Benefit #4: Early Detection
Central’s fraud analytics program allows the SIU to address flagged claims much sooner than the average carrier.
“Our system gives us the ability to validate a person’s claim, which is of the utmost importance,” Lieberman says. “This early detection of questionable claims allows us to better protect the assets of not only the company but our policyholders, as well.”
From an efficiency standpoint, he adds that it’s “much easier to detect a fraudulent claim early rather than after we’ve already paid it.”
Benefit #5: A More Unified Industry
In bringing together data from multiple sources—including other insurance carriers—Lieberman and his team have connected multiple groups with different perspectives and outcomes under one common goal: stopping insurance fraud.
What’s more, where other carriers might keep such a successful fraud detection model to themselves for a competitive advantage, Central is committed to sharing the discoveries the Special Investigations Unit has made and the ground they have covered in the industry. Lieberman is especially passionate about continuing to develop partnerships and systems that work together to detect fraud.

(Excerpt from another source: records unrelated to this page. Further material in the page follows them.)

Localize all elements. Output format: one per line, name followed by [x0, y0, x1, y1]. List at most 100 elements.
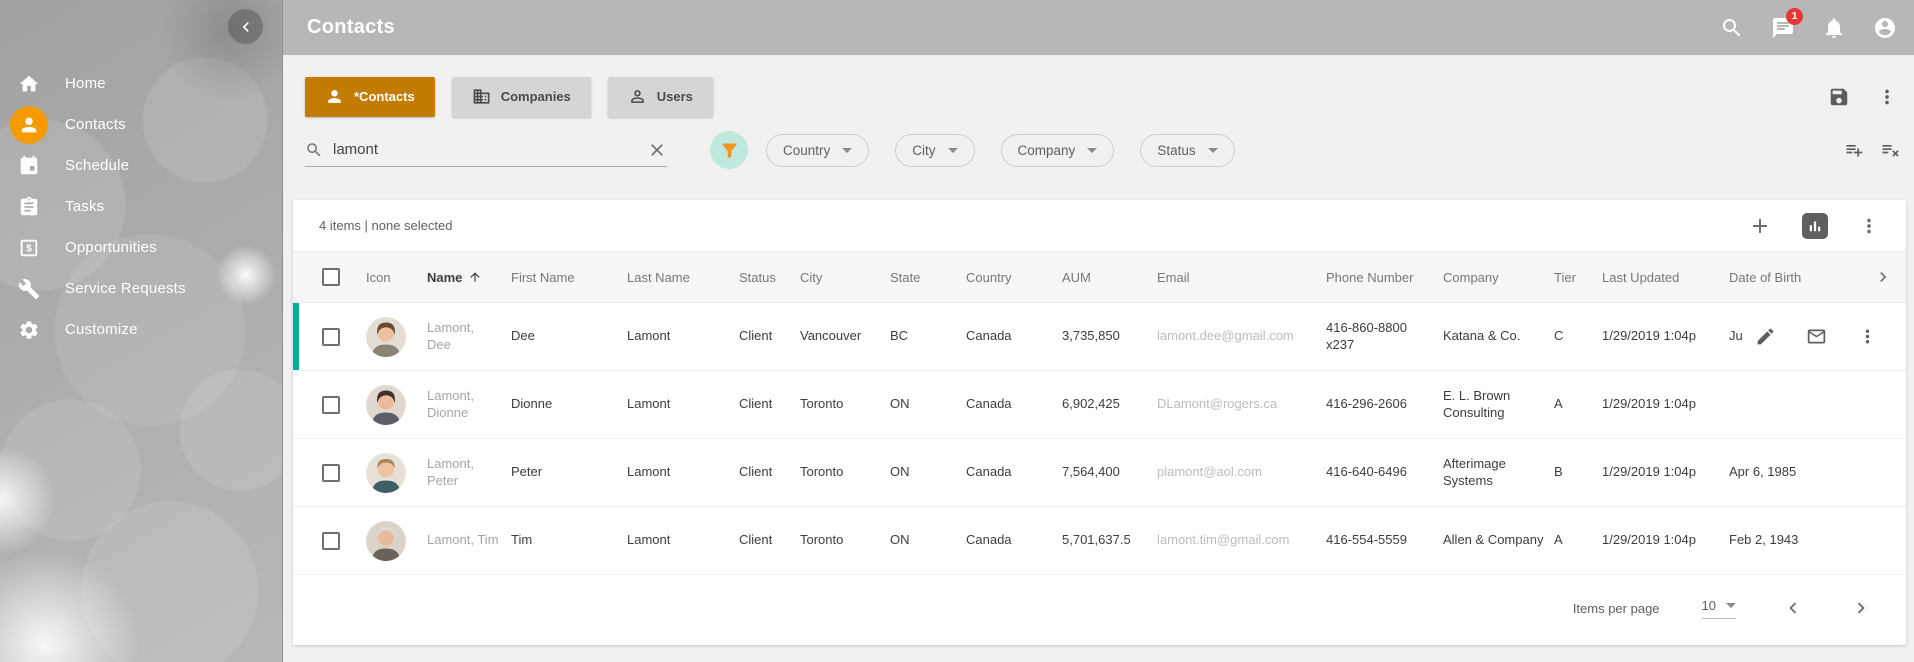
sidebar-collapse-button[interactable]: [228, 9, 263, 44]
row-more-icon[interactable]: [1857, 326, 1878, 347]
app-screen: Home Contacts Schedule Tasks $ Opport: [0, 0, 1914, 662]
tab-users[interactable]: Users: [608, 77, 713, 117]
sidebar-item-tasks[interactable]: Tasks: [0, 186, 282, 227]
cell-phone: 416-554-5559: [1326, 532, 1443, 549]
contacts-icon: [10, 106, 48, 144]
more-options-icon[interactable]: [1876, 86, 1898, 108]
table-row[interactable]: Lamont, Peter Peter Lamont Client Toront…: [293, 439, 1906, 507]
sidebar-item-opportunities[interactable]: $ Opportunities: [0, 227, 282, 268]
edit-pencil-icon[interactable]: [1755, 326, 1776, 347]
tasks-icon: [10, 188, 48, 226]
chevron-down-icon: [842, 148, 852, 153]
sidebar-item-home[interactable]: Home: [0, 63, 282, 104]
previous-page-icon[interactable]: [1782, 597, 1804, 619]
row-checkbox[interactable]: [322, 532, 340, 550]
column-header-aum[interactable]: AUM: [1062, 270, 1157, 285]
cell-name: Lamont, Tim: [427, 532, 511, 549]
column-header-city[interactable]: City: [800, 270, 890, 285]
filter-chip-city[interactable]: City: [895, 134, 974, 167]
cell-status: Client: [739, 532, 800, 549]
cell-city: Toronto: [800, 532, 890, 549]
sidebar-item-service-requests[interactable]: Service Requests: [0, 268, 282, 309]
pagination-bar: Items per page 10: [293, 575, 1906, 641]
column-header-phone[interactable]: Phone Number: [1326, 270, 1443, 285]
row-checkbox[interactable]: [322, 396, 340, 414]
column-header-name[interactable]: Name: [427, 270, 511, 285]
filter-chip-company[interactable]: Company: [1001, 134, 1115, 167]
filter-funnel-button[interactable]: [710, 131, 748, 169]
cell-aum: 6,902,425: [1062, 396, 1157, 413]
sidebar-item-contacts[interactable]: Contacts: [0, 104, 282, 145]
table-row[interactable]: Lamont, Dee Dee Lamont Client Vancouver …: [293, 303, 1906, 371]
column-header-first-name[interactable]: First Name: [511, 270, 627, 285]
cell-status: Client: [739, 396, 800, 413]
row-checkbox[interactable]: [322, 328, 340, 346]
account-icon[interactable]: [1872, 15, 1898, 41]
building-icon: [472, 87, 491, 106]
search-icon[interactable]: [1719, 15, 1745, 41]
row-checkbox[interactable]: [322, 464, 340, 482]
row-hover-actions: [1755, 303, 1878, 370]
tab-label: Users: [657, 89, 693, 104]
calendar-icon: [10, 147, 48, 185]
cell-first-name: Dionne: [511, 396, 627, 413]
page-size-select[interactable]: 10: [1702, 598, 1736, 619]
contacts-table-card: 4 items | none selected Icon Name First …: [293, 200, 1906, 645]
column-header-dob[interactable]: Date of Birth: [1729, 270, 1873, 285]
chart-view-button[interactable]: [1802, 213, 1828, 239]
scroll-columns-right-icon[interactable]: [1873, 267, 1914, 287]
email-envelope-icon[interactable]: [1806, 326, 1827, 347]
add-contact-button[interactable]: [1748, 214, 1772, 238]
cell-name: Lamont, Dee: [427, 320, 511, 353]
cell-country: Canada: [966, 532, 1062, 549]
items-per-page-label: Items per page: [1573, 601, 1660, 616]
tab-contacts[interactable]: *Contacts: [305, 77, 435, 117]
column-header-company[interactable]: Company: [1443, 270, 1554, 285]
column-header-country[interactable]: Country: [966, 270, 1062, 285]
cell-state: ON: [890, 464, 966, 481]
save-view-icon[interactable]: [1828, 86, 1850, 108]
tab-companies[interactable]: Companies: [452, 77, 591, 117]
column-header-status[interactable]: Status: [739, 270, 800, 285]
next-page-icon[interactable]: [1850, 597, 1872, 619]
column-header-email[interactable]: Email: [1157, 270, 1326, 285]
cell-last-name: Lamont: [627, 532, 739, 549]
chip-label: City: [912, 143, 935, 158]
table-more-icon[interactable]: [1858, 215, 1880, 237]
page-title: Contacts: [307, 16, 395, 39]
clear-search-icon[interactable]: [647, 140, 667, 160]
cell-email: plamont@aol.com: [1157, 464, 1326, 481]
contact-avatar: [366, 521, 406, 561]
bell-icon[interactable]: [1821, 15, 1847, 41]
cell-name: Lamont, Peter: [427, 456, 511, 489]
column-header-last-name[interactable]: Last Name: [627, 270, 739, 285]
column-header-icon[interactable]: Icon: [366, 270, 427, 285]
filter-chip-country[interactable]: Country: [766, 134, 869, 167]
sidebar-item-label: Schedule: [65, 157, 129, 174]
cell-country: Canada: [966, 328, 1062, 345]
column-header-state[interactable]: State: [890, 270, 966, 285]
clear-sort-icon[interactable]: [1880, 140, 1900, 160]
column-header-last-updated[interactable]: Last Updated: [1602, 270, 1729, 285]
chat-icon[interactable]: 1: [1770, 15, 1796, 41]
cell-tier: A: [1554, 532, 1602, 549]
cell-status: Client: [739, 464, 800, 481]
cell-name: Lamont, Dionne: [427, 388, 511, 421]
select-all-checkbox[interactable]: [322, 268, 340, 286]
sidebar-item-customize[interactable]: Customize: [0, 309, 282, 350]
sidebar-item-schedule[interactable]: Schedule: [0, 145, 282, 186]
cell-first-name: Peter: [511, 464, 627, 481]
table-row[interactable]: Lamont, Tim Tim Lamont Client Toronto ON…: [293, 507, 1906, 575]
cell-email: lamont.dee@gmail.com: [1157, 328, 1326, 345]
chip-label: Status: [1157, 143, 1195, 158]
search-input[interactable]: [333, 141, 647, 158]
sidebar-item-label: Opportunities: [65, 239, 157, 256]
filter-chip-status[interactable]: Status: [1140, 134, 1234, 167]
table-row[interactable]: Lamont, Dionne Dionne Lamont Client Toro…: [293, 371, 1906, 439]
column-header-tier[interactable]: Tier: [1554, 270, 1602, 285]
cell-first-name: Tim: [511, 532, 627, 549]
cell-aum: 5,701,637.5: [1062, 532, 1157, 549]
cell-dob: Feb 2, 1943: [1729, 532, 1873, 549]
cell-city: Toronto: [800, 396, 890, 413]
add-sort-icon[interactable]: [1844, 140, 1864, 160]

The Future of Central’s Fraud Detection Model
Upon his arrival at Central in January 2019, Lieberman took stock of the standard approach to fraud analytics and determined more could be done. This inspired him to develop the signature layered approach of historical claims data and automation that defines Central’s state-of-the-art fraud analytics program today.
Of his success in the industry, Lieberman is quick to say that “anyone can start an analytics program or go buy an off-the-shelf platform; it’s thinking outside of the box that has continued to set us apart.”
And while the existing fraud detection model is already proving incredibly effective at identifying potential insurance scams, Lieberman knows there is more work to be done.
“A fraud detection model needs to constantly adapt to new fraud trends and incorporate new fraud-fighting tools to help it evolve with the times,” he says.
In fact, Central’s team is already in the process of developing and improving its AI model.
“The more data sources we can bring into it, the better our [detection practices] will be,” Lieberman says. “There is so much data out there, and I want to make sure we’re using everything at our disposal to put an end to insurance fraud.”